Why is $\int_{0}^{1}x^x(1-x)^{2-x}\sin(x\pi)dx=\int_{0}^{1}x^{1+x}(1-x)^{1-x}\sin(x\pi)dx?$

Question

I don't know why these two integrals yield the same results.

$$\int_{0}^{1}x^x(1-x)^{2-x}\sin(x\pi)dx=\int_{0}^{1}x^{1+x}(1-x)^{1-x}\sin(x\pi)dx$$

Any hints, clues and ideas how to go about dealing these integrals(showing that they are the same and determine the closed form)?

$$\int_{0}^{1}x^x(1-x)^{2-x}\sin(x\pi)dx=\int_{0}^{1}x^{1+x}(1-x)^{1-x}\sin(x\pi)dx$$I know it is similar to the sophere's dream integral. I think you can possible use integration by parts. Because there are three functions are involved applying by parts it would be very long.

I try to make a substitution of $u=1-x$

$$-\int_{0}^{1}u^{1+u}(1-u)^{1-u}\sin((u+1)\pi)du$$

Q: show that they are the same and evaluate its closed form.

Edited

$$\int_{0}^{1}u^{1+u}(1-u)^{1-u}\sin(u\pi)du$$

---

Let try and applying by parts

$u=x^x(1-x)^{2-x}$

$du=x^x(1-x)^{2-x}\ln{x\over 2-x}dx$

$v=-{\cos{(x\pi)}\over \pi}$

$$=-{1\over \pi}x^x(1-x)^{2-x}\cos{(x\pi)}+{1\over \pi}\int_{0}^{1}x^x(1-x)^{2-x}\cos{(x\pi)}\ln{x\over 2-x}dx$$

This looked more complicate than before, so ideally, no, it is not a good way of tackling this problem.

Answer 1

The equality can be shown by computing the integral of the difference, and observing a punctual symmetry around $(1/2,0)$.
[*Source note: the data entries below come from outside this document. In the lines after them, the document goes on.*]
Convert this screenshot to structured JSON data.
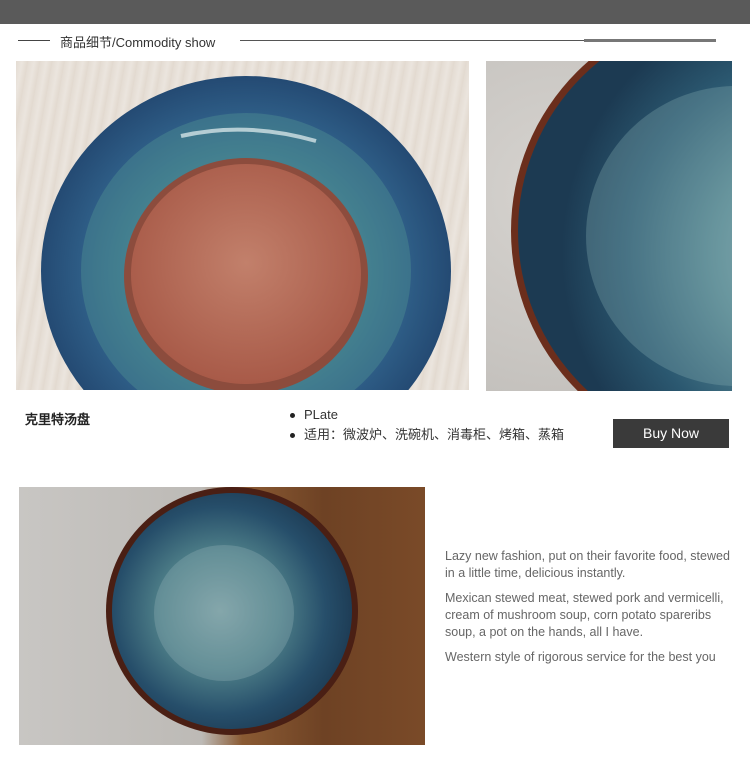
{
  "section": {
    "title": "商品细节/Commodity show"
  },
  "product": {
    "name": "克里特汤盘",
    "features": [
      "PLate",
      "适用：微波炉、洗碗机、消毒柜、烤箱、蒸箱"
    ],
    "buy_label": "Buy Now"
  },
  "description": {
    "paragraphs": [
      "Lazy new fashion, put on their favorite food, stewed in a little time, delicious instantly.",
      "Mexican stewed meat, stewed pork and vermicelli, cream of mushroom soup, corn potato spareribs soup, a pot on the hands, all I have.",
      "Western style of rigorous service for the  best you"
    ]
  },
  "colors": {
    "topbar": "#5a5a5a",
    "button_bg": "#3a3a3a",
    "glaze_blue": "#2f5f86",
    "clay": "#b86a55"
  }
}
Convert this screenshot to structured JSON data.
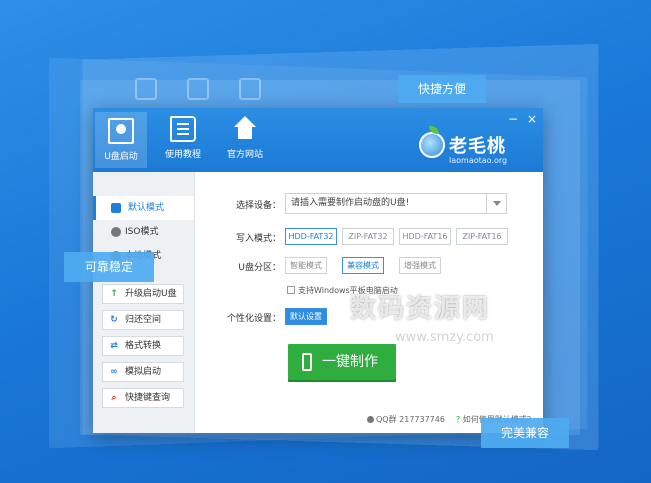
{
  "callouts": {
    "top_right": "快捷方便",
    "left": "可靠稳定",
    "bottom_right": "完美兼容"
  },
  "toolbar": {
    "items": [
      {
        "label": "U盘启动",
        "icon": "usb-boot-icon"
      },
      {
        "label": "使用教程",
        "icon": "book-icon"
      },
      {
        "label": "官方网站",
        "icon": "house-icon"
      }
    ],
    "minimize": "−",
    "close": "×"
  },
  "logo": {
    "name": "老毛桃",
    "url": "laomaotao.org"
  },
  "sidebar": {
    "modes": [
      {
        "label": "默认模式"
      },
      {
        "label": "ISO模式"
      },
      {
        "label": "本地模式"
      }
    ],
    "buttons": [
      {
        "label": "升级启动U盘",
        "icon": "upgrade-icon",
        "color": "#2fae3f"
      },
      {
        "label": "归还空间",
        "icon": "restore-icon",
        "color": "#1f7fd9"
      },
      {
        "label": "格式转换",
        "icon": "convert-icon",
        "color": "#1f7fd9"
      },
      {
        "label": "模拟启动",
        "icon": "link-icon",
        "color": "#1f7fd9"
      },
      {
        "label": "快捷键查询",
        "icon": "search-icon",
        "color": "#d9342b"
      }
    ]
  },
  "form": {
    "device_label": "选择设备：",
    "device_value": "请插入需要制作启动盘的U盘!",
    "write_mode_label": "写入模式：",
    "write_modes": [
      "HDD-FAT32",
      "ZIP-FAT32",
      "HDD-FAT16",
      "ZIP-FAT16"
    ],
    "partition_label": "U盘分区：",
    "partition_modes": [
      "智能模式",
      "兼容模式",
      "增强模式"
    ],
    "windows_tablet_label": "支持Windows平板电脑启动",
    "personalize_label": "个性化设置：",
    "personalize_value": "默认设置",
    "make_button": "一键制作"
  },
  "footer": {
    "qq": "QQ群 217737746",
    "help": "如何使用默认模式？"
  },
  "watermark": {
    "text": "数码资源网",
    "url": "www.smzy.com"
  }
}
\begin{align}\int_{0}^{1}x^x(1-x)^{2-x}&\sin(x\pi)dx-\int_{0}^{1}x^{1+x}(1-x)^{1-x}\sin(x\pi)dx \\&= \int_{0}^{1}x^x((1-x)^{2-x}-x(1-x)^{1-x})\sin(x\pi)dx\\ &= \int_{0}^{1}x^x(1-x)^{1-x}(1-2x)\sin(x\pi)dx\end{align}

Let's denote the integrand by $f$: $$f(x)=x^x(1-x)^{1-x}(1-2x)\sin(x\pi).$$

The function $f$ appears to have a punctual symmetry: \begin{align}f(1-x)&=(1-x)^{1-x}(1-(1-x))^{1-(1-x)}(1-2(1-x))\sin((1-x)\pi)\\ &=-x^x (1-x)^{1-x}\sin(\pi x) & \\ &= -f(x)\end{align} so the point $(1/2,0)$ is a point of symmetry of the graph of $f$, hence the integral over $[0,1]$ (where $f$ is defined) is $0$.

---

The punctual symmetry can be guess from the graph of $f$ represented below:

Note that the equality also holds for integral boundaries in $[0,1]$ and centered around $1/2$.

Answer 2

In the second integral, make the substitution $v=1-x$, so that $x=1-v$ and $dx = -dv$. We get

$$\int_0^1 x^{1+x}(1-x)^{1-x}\sin(x\pi) \; dx = \int_1^0 (1-v)^{1+(1-v)} v^v \sin((1-v)\pi) \; (-dv).$$

The minus sign on $dv$ reverses the order of integration, and we have the identity $\sin(\pi -A) = \sin A$, so the above is

$$\int_0^1 (1-v)^{2-v}v^v \sin(v\pi) \; dv,$$

but since $v$ is a dummy variable, we can change it to $x$ and we have the first integral.